The town of Lyons, 26 miles north, could offer a window into the long road to recovery ahead for Louisville and Superior. More than eight years after 17 inches of rainfall flooded 14 Colorado counties, leaving $4 billion worth of catastrophic damage and at least eight deaths in its wake, Lyons is still wrapping up a final rebuilding project — a pedestrian bridge over St. Vrain Creek — and now has a backlog of neglected infrastructure updates on the books.
Connie Sullivan, who was Lyons’ mayor and mayor pro tem during the recovery, said the early days of the disaster were surreal. The need to get residents home and restore gas and electric power immediately displaced the town’s previous priority. They’d just formed a task force to build a community swimming pool.

“You can’t process what you’re seeing and how changed everything is,” said Sullivan, who remembers looking out her back deck and seeing dark water where she’d normally see grassy fields.
Lyons was evacuated for more than two months. One-fifth of the houses were damaged or destroyed. Miles of sewer and water lines were damaged. With town hall, the library and the public works department inundated, town officials had no access to barricades, cones, vehicles or records, said longtime town administrator Victoria Simonsen. They signed an emergency proclamation by flashlight in the fire department.

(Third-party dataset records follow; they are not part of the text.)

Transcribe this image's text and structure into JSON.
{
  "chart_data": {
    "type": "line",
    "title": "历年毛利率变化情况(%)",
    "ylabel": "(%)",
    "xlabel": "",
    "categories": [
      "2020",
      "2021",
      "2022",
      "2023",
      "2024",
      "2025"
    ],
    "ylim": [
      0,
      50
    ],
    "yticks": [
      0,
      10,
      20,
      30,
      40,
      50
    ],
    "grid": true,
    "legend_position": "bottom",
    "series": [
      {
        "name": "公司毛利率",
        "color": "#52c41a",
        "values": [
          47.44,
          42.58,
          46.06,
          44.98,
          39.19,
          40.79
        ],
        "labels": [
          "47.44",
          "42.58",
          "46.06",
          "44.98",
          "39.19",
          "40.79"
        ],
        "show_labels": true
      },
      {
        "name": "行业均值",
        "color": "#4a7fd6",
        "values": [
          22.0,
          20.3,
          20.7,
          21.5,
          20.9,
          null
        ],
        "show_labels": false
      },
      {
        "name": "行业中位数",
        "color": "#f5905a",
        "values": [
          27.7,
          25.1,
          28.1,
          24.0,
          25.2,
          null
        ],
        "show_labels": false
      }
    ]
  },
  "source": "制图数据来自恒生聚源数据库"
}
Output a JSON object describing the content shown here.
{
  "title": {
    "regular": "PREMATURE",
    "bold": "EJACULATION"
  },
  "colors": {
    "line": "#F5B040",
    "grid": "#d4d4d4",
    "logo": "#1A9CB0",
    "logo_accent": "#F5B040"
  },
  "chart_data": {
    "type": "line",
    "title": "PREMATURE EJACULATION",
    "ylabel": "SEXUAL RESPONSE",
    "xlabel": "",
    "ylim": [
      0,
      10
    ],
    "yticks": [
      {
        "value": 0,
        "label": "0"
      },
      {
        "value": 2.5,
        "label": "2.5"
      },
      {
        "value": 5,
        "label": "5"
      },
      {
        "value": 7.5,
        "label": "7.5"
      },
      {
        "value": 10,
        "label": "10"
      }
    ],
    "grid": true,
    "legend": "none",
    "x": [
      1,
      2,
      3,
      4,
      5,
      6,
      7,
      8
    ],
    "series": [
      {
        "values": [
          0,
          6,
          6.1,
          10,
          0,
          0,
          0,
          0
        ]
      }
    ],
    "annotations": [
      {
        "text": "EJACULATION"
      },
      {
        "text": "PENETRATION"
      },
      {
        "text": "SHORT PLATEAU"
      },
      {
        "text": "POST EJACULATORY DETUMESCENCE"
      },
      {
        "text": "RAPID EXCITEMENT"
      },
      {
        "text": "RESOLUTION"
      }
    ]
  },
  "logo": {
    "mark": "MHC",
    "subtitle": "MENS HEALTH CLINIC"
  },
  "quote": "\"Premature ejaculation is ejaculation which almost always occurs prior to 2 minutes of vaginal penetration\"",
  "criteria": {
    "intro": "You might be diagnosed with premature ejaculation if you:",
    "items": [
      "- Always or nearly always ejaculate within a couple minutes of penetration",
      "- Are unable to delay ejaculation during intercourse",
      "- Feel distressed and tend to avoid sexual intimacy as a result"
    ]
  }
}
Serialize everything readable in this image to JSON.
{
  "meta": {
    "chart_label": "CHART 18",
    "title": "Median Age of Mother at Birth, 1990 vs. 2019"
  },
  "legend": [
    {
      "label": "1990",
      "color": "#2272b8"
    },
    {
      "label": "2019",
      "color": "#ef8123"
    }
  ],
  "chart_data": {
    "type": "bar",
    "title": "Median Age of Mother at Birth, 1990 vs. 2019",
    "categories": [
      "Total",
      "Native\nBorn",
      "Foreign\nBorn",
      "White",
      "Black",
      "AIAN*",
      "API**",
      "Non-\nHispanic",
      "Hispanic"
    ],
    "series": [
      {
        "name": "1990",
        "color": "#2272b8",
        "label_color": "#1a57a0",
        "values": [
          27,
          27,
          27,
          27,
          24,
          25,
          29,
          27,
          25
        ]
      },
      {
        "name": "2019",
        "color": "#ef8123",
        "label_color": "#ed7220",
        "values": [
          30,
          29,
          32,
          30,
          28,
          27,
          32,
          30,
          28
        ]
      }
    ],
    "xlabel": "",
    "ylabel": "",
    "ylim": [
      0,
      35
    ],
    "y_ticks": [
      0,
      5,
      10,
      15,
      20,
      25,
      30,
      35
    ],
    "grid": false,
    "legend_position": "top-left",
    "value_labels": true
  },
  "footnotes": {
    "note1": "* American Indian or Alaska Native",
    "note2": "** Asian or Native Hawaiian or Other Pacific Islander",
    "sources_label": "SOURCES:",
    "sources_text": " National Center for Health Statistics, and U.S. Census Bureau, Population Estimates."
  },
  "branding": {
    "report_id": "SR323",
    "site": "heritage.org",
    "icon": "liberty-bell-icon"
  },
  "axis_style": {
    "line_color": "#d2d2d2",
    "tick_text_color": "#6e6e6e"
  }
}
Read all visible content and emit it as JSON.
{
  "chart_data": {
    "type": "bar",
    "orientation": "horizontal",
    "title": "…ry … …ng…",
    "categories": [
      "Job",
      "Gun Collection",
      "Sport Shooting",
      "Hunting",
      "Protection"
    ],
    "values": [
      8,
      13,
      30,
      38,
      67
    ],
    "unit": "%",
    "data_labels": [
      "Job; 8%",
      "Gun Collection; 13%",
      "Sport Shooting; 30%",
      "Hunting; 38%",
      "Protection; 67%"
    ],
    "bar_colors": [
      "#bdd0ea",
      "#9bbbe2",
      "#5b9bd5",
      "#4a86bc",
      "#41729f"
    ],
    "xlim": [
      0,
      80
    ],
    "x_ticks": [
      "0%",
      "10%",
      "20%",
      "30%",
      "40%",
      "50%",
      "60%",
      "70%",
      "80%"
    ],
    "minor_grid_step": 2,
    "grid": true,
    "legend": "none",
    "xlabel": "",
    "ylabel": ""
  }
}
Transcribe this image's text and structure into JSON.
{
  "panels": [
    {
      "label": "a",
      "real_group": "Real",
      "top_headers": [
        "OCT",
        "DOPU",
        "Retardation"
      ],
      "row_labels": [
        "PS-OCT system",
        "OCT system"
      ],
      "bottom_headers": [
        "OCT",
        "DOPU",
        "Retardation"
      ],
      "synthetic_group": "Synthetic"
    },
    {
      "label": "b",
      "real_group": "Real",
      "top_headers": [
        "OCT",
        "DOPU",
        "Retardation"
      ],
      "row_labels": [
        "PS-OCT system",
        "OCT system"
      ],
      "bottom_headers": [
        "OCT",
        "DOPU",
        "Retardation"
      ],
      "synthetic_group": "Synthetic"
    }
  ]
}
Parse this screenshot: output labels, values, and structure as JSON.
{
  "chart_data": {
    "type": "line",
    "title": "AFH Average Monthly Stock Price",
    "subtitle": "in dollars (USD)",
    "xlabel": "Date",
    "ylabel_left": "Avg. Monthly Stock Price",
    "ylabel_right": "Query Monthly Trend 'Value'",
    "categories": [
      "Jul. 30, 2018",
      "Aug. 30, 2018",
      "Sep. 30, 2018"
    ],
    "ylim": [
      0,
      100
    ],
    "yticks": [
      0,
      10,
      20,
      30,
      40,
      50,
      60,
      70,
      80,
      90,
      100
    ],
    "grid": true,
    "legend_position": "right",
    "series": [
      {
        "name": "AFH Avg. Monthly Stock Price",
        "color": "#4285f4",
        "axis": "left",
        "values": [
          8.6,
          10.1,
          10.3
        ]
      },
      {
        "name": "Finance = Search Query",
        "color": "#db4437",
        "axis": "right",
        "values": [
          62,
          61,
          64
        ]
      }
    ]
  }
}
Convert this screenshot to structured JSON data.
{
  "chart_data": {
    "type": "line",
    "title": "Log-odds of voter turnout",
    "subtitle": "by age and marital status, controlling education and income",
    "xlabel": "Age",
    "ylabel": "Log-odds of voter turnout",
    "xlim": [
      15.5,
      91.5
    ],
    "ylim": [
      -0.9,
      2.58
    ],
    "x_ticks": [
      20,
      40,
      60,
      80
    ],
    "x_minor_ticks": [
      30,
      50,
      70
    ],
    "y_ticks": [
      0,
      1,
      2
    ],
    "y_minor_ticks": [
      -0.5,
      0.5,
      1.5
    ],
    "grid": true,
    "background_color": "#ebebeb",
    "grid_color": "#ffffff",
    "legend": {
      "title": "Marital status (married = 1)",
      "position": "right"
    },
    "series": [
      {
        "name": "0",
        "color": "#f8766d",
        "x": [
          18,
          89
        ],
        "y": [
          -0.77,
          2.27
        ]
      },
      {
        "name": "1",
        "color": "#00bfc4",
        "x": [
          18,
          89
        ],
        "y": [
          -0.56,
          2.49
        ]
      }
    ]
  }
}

Two mobile home parks with about 50 homes — nearly all the affordable housing in town — were destroyed and never rebuilt.
“We lost 100 people that night. Immediately. Forever,” Simonsen said.
A 40-unit affordable housing complex is now being developed and there are six Habitat for Humanity homes in town.
Residents rebuilt about 30 homes, each floodproofed or elevated, she said. The added cost of the mitigation requirements drew painful pushback, but Simonsen said the town pushed forward with what they thought was in residents’ best interest.


“We came to acknowledge that residents — at that point in their grief — were not able to identify and acknowledge that in the long run, it would be better if they mitigated,” she said. “They just wanted to get back home.”
Lyons also bought out 28 homes in the floodplain and spent $75 million rebuilding public infrastructure. The town received more than 100 federal and state grants.
The town’s median home average has leapt to $800,000 from around $365,000 in 2013, Simonsen said.
It takes a toll
The years of recovery took a toll on town staff, at the time 14 people including a one-person finance department. That figure more than tripled during the disaster, with the state covering the cost of hiring new employees for six years.
Simonsen became very sick about three months into the recovery. The entire public works staff left after a year, which Simonsen attributes to exhaustion.
Among the darkest parts of the flood’s aftermath was facing residents Simonsen had lived alongside for years who were frustrated and seeking quick solutions she couldn’t provide. The anger became personal and devolved into name-calling.
Another was figuring out complicated contracting and reimbursement policies.
Larger cities can hire experts and pay for costs out of pocket. Lyons — with a budget of around $1.1 million at the time — had to apply for federal funds and is still waiting for millions of dollars to be reimbursed, Simonsen said.
Simonsen is now working with FEMA to put out a curriculum for city managers responding to disasters, saying they seem to be happening more and more frequently
“I feel for Jeff,” Simonsen said, of Louisville’s city manager. “He’s drinking out of a… fire hose right now for sure.”
Sullivan, the former mayor, also texted the mayors of Louisville and Superior after the Marshall fire: “No need to respond,” she recalled. “I know you’re incredibly busy right now, but I just want you to know there are people here that are willing to help.”